When to use this endpoint
When an agent needs targeted search ("what did Anthropic publish in March?", "any news mentioning agent payments?"). For a curated daily summary instead of search, see whats-new.
Parameters
| Name | In | Type | Description |
|---|---|---|---|
| q | query | string | Free-text query.
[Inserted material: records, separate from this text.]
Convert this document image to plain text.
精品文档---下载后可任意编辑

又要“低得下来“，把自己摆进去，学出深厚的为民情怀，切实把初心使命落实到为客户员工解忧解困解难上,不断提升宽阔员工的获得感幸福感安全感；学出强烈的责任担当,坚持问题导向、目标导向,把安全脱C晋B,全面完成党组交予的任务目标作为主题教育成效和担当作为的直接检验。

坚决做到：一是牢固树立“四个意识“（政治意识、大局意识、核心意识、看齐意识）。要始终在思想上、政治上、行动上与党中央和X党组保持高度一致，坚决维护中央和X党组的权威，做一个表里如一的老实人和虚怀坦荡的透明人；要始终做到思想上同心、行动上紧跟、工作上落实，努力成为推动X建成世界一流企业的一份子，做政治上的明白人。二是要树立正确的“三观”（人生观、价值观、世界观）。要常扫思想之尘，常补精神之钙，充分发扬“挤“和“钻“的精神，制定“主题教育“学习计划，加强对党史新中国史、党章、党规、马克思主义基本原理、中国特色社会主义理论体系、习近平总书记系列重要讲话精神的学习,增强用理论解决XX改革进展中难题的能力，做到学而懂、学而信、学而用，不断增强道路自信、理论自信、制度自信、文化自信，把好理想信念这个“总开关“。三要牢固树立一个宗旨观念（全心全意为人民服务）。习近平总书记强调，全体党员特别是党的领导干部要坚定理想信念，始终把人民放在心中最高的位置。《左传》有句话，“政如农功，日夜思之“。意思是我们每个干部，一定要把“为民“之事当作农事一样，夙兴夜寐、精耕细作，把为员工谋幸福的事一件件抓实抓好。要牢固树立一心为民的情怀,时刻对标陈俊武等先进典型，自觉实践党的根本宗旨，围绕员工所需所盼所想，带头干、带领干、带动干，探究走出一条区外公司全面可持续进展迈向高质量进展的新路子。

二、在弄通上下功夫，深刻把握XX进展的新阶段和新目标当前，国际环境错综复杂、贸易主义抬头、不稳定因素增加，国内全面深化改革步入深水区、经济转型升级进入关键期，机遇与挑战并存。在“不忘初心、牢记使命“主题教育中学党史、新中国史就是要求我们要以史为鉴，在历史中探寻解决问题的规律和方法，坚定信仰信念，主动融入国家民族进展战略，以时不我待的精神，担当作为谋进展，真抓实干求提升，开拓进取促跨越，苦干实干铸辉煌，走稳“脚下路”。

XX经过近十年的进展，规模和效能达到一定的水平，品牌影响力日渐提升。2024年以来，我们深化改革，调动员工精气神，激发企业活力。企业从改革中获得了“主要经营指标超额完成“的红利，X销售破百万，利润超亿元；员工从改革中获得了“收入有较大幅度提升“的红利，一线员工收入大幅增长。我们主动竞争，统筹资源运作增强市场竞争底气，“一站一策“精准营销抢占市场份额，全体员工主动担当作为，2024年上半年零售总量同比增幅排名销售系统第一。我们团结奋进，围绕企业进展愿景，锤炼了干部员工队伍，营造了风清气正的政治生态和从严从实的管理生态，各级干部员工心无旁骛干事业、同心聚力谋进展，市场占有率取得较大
Omit to browse latest filtered articles. |
| from | query | string | Start date YYYY-MM-DD UTC |
| to | query | string | End date YYYY-MM-DD UTC |
| provider | query | string | Substring match against source name and domain |
| category | query | string | Substring match against article categories |
| limit | query | integer | Max results (1-100, default 25) |
* required
Example response
{
"ok": true,
"query": "opus pricing",
"matched": 12, "returned": 12,
"results": [
{
"title": "Anthropic ships Claude Opus 4.7", "url": "...",
"source": "Anthropic Blog", "published_at": "2026-04-27T12:00:00Z",
"relevance": 0.85, "matched_terms": ["opus"]
}
]
}Code samples
Python SDK
from tensorfeed import TensorFeed
tf = TensorFeed(token="tf_live_...")
r = tf.news_search(q="agent payments", from_date="2026-04-01")TypeScript SDK
import { TensorFeed } from 'tensorfeed';
const tf = new TensorFeed({ token: 'tf_live_...' });
const r = await tf.newsSearch({ q: 'agent payments' });MCP tool
Available via the TensorFeed MCP server as news_search. Add npx -y @tensorfeed/mcp-server to your Claude Desktop or Claude Code MCP config.
FAQ
How does the relevance score work?
A token in the title contributes 3 points; a token in the snippet contributes 1 point. The total is normalized by query length so longer queries do not automatically out-score shorter ones (caps at 0.7). Then a recency boost in [0, 0.3] is added based on how recent the article is in the matched window. Final score is in [0, 1].